Conocí a don Pedro un día en que la bruma pintaba completamente el aire de un gris plomizo. Allá a lo lejos el mar se confundía con el cielo borrando el horizonte. La escollera se introducía en el agua como un submarino del que apenas sobresalía como un mástil una magra figura empuñando una caña.
Cuando me acerqué saltando de piedra en piedra con mi equipo de pesca el viejo permanecía impasible como una roca más de la tenaz resistencia de la avanzada del mar.
Pero eso no duró mucho ya que a los pocos minutos el pescador luego de mirarme cuidadosamente rompió el silencio para abrumarme con sus amplios conocimientos sobre corvinas, y cazones, anzuelos baratos y señuelos eficaces.
Tal vez mi inexperiencia en el encarnado lo animaron a ofrecerme un mate bien caliente, lo cierto es que al rato me fui enterando de los pormenores por los que transitaba su rutinaria vida.
Al verme sorprendido cuando me confesó lo avanzado de su edad sostuvo que en realidad las apariencias son engañosas ya que era aún más viejo de lo que aparentaba.
Una rápida mirada a un documento de identidad que exhibió orgulloso me convenció de sus ciento treinta años recién cumplidos. Como le manifestara mi perplejidad se animó a confesarme un secreto celosamente guardado.
Había nacido en un campo de Balcarce adquiriendo desde niño la tozudez propia de los habitantes de esa región de la pampa húmeda. Sin embargo, me aclaró que lo que en otros era una característica natural en él se expresaba hasta la exageración. Era tan, pero tan porfiado que nadie nunca le había ganado una discusión.

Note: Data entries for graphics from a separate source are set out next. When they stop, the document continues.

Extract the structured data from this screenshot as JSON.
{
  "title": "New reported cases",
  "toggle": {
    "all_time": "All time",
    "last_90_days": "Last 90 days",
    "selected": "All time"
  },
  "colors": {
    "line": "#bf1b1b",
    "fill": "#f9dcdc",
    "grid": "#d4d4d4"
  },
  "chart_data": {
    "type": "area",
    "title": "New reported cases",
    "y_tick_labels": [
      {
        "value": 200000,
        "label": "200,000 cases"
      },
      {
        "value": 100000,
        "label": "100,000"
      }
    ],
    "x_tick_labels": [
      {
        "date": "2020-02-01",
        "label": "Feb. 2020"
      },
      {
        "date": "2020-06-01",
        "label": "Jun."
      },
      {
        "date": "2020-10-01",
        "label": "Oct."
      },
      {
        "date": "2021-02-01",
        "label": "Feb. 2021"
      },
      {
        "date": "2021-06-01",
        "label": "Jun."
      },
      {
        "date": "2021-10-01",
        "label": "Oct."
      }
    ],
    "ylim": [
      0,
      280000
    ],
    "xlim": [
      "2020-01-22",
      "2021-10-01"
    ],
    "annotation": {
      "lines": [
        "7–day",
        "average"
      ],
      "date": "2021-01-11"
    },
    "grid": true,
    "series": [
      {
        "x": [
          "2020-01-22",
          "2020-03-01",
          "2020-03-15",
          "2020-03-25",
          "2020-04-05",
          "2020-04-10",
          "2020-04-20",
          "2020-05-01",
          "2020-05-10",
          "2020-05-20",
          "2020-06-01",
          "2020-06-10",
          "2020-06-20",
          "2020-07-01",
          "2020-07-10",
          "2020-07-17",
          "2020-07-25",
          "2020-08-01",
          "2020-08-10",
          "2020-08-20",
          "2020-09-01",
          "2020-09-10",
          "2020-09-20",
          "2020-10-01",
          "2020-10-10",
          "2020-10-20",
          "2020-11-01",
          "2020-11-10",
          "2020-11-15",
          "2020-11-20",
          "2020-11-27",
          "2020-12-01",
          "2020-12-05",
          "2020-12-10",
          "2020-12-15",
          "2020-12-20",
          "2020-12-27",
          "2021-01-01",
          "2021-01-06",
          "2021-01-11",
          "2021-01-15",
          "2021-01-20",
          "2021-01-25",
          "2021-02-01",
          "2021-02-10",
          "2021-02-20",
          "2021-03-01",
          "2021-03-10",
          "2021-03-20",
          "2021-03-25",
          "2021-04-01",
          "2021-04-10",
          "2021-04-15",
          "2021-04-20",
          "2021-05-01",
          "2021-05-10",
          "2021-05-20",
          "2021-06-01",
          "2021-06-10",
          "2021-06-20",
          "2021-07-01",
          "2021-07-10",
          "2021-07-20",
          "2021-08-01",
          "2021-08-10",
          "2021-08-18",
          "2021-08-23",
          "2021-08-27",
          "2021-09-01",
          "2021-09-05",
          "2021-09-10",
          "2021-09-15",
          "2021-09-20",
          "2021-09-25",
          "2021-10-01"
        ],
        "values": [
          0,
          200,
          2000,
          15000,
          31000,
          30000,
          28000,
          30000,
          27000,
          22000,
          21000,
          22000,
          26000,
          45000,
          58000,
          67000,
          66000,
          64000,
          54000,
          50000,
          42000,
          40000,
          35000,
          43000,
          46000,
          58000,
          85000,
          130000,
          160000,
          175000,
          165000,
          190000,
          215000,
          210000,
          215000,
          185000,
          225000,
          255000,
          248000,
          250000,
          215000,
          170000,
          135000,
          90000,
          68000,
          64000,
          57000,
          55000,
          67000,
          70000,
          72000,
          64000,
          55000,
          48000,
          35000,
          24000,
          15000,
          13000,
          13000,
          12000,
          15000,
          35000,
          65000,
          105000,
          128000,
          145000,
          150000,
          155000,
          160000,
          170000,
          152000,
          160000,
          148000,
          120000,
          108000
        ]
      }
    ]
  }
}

Según mi interlocutor a pesar que esta actitud le valió más de un contratiempo laboral y la imposibilidad de contar con mujeres y amigos, no dejó de aportarle algunos beneficios. A modo de ejemplo me contó que por ese vicio o virtud como se lo quiera considerar se salvó varias veces de la muerte.

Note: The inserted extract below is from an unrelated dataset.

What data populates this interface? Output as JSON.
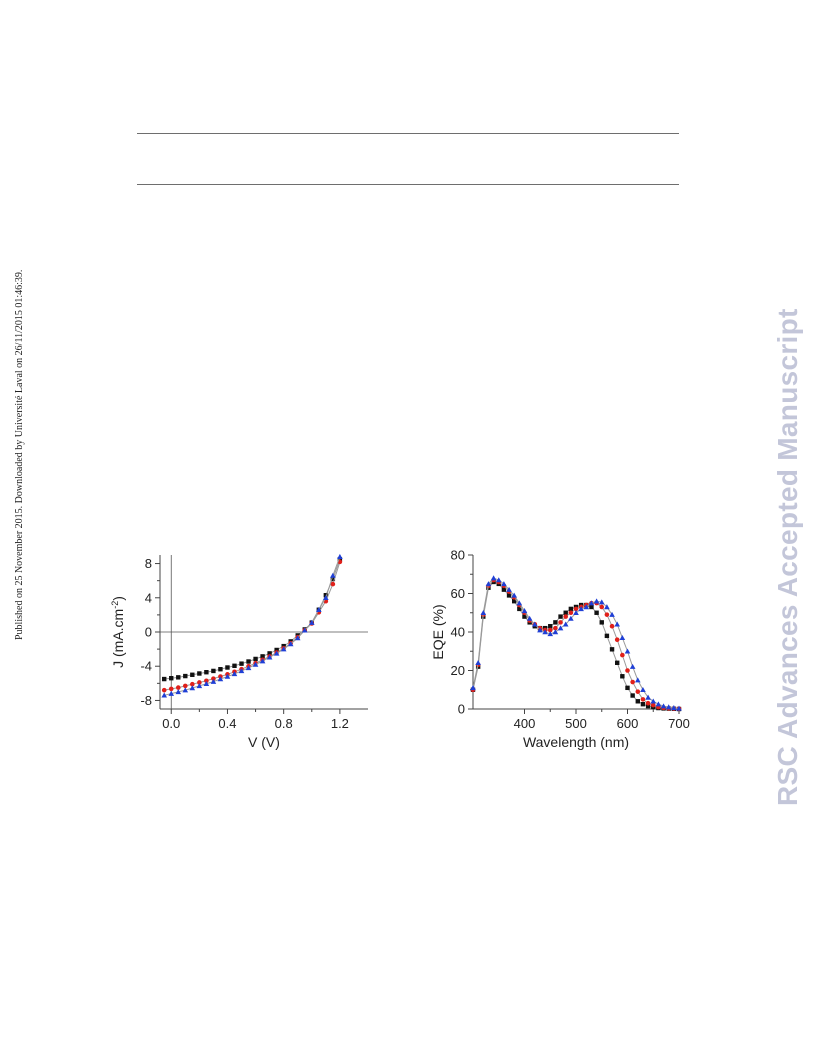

Recordaba entre otros momentos memorables, cuando casi se ahoga en un río de pequeño, la caída del caballo al regresar de la escuela a los siete años, el choque en la moto contra una vaca a los quince, incluso la balacera en el almacén del turco Sarquis durante un asalto ya de grande.
Agregando que no quería agobiarme con el relato de sus múltiples infartos y canceres que en definitiva no pudieron acabar con su vida..
Me comentó que en los últimos tiempos la Parca había redoblado su interés en él ya que como se sabe persigue con más ahínco a los viejos que son los que se le sustrajeron por más tiempo.
Me confesó que era orgullosa con el trabajo encomendado por el Tata Dios que se caracterizaba por una obsesiva insistencia para impedir que nadie se le escapara por mucho tiempo. Bueno eso es lo que ella cree afirmó a renglón seguido afirmando: “Cada vez que me vino a buscar le porfié de tal manera que no era a mí a quién buscaba que se tuvo que se retirar abandonando la partida”.
Mostrándome su desdentada boca se rió estrepitosamente afirmando, mientras me acercaba el mate que a porfiado no le ganaba ni la propia muerte.
Después de transcurridas unas horas más de amable conversación me enteré de sus propios labios de una antigua debilidad por los antiguos caramelos Sugus de frutilla. Como entre montones de cosas, casualmente yo llevaba precisamente uno en un bolsillo de la mochila se lo ofrecí gustoso.
Mi actitud debe haberlo conmovido profundamente, ya que me confió que no recordaba cuanto tiempo había pasado desde que alguien tuviera un gesto tan amable hacía él, quizás por eso, quizás porque se hallaba cansado de estar en guardia, o vaya a saber por cual motivo, lo cierto es que esa vez no pudo porfiarme de que yo era la mismísima muerte que lo venía a buscar por última vez.